Currently this is the only one of the Delta’s photography-specific areas (ie: hunting is not allowed) which has no proper safari operation in it. Until about 1999 this was the location for Jedibe Camp, which had long been run by Wilderness Safaris and was one of their earliest camps in the Delta.
I visited Jedibe in about 1996. It was located deep within a maze of deep-water channels and papyrus, and the main activity there was exploring on motorboats. This was superb fun (although motorboats are probably the most expensive activity to run for any camp, given their thirst for fuel!) as the boats could reach some stunning areas of the most beautiful floodplains, as well as exploring the papyrus-lined channels of the main rivers. Mokoro trips, incorporating walks on the islands, were also possible but usually of secondary interest.
However, in 1999 Jedibe’s lease came up for ‘tender’ – which means a re-opening of negotiations between the government, the community (the Okavango Jakotsha Community Trust), and anyone who is interested in taking responsibility for the area’s lease.
Since Jedibe was built, many new mixed land-and-water camps have come into existence in the Delta, and proved very successful. Furthermore their range of game drives and water activities are wider than Jedibe’s options. This left Jedibe looking less commercially attractive, with a very specific, limited niche as a deep-water camp in permanent papyrus running mainly (inherently costly) motorboats. Jedibe’s northerly location, far from Maun, meant expensive transport links and running costs too.

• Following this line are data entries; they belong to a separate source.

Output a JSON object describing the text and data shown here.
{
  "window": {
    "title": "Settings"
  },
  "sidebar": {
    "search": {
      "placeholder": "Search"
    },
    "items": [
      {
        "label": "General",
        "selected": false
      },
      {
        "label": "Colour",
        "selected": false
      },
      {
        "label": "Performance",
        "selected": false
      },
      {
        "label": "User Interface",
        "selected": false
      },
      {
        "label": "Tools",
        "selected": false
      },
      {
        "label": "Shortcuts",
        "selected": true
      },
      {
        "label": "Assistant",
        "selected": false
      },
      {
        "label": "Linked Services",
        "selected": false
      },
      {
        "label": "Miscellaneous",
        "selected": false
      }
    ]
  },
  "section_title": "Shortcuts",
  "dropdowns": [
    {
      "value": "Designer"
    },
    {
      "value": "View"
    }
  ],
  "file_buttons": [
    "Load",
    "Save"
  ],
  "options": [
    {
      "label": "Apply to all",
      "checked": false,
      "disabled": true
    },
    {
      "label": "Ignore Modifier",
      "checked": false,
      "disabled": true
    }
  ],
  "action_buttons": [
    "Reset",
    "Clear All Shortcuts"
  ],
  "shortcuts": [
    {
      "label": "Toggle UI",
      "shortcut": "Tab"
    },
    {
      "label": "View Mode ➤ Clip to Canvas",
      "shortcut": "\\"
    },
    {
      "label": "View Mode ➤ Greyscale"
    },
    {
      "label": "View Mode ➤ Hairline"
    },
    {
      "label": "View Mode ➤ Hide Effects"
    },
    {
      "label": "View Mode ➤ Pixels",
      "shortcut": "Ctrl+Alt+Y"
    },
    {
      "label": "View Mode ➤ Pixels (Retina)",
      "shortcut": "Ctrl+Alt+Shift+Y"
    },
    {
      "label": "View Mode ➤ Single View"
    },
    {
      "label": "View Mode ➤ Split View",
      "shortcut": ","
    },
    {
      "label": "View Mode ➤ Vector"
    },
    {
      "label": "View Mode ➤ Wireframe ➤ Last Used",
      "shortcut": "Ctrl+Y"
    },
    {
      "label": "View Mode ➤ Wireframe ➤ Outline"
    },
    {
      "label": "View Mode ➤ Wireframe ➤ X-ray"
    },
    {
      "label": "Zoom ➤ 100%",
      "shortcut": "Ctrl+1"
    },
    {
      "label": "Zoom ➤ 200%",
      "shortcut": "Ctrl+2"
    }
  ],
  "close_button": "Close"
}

These factors all made Jedibe less commercially attractive, at a time when the local community was expecting to get more for the concession. Eventually no agreement could be made.
This process has now been re-started and as I write (June 30 2002) the deadline for companies to finally deliver their bids is closing. They are asking companies to run a photographic operation in part of the concession for five years. I don’t know if they’ll be able to find a company and make an agreement, or if they’ll hit a stalemate again.
If they succeed, and you do visit this area, then don’t go for the animals. Although there are animals on the islands, this is a deep-water area and you should treat any game sightings as a bonus. Instead come for the bird and water-life. Expect lots of deep, fast-flowing channels and endless banks of papyrus, which periodically open out onto spectacular floodplains.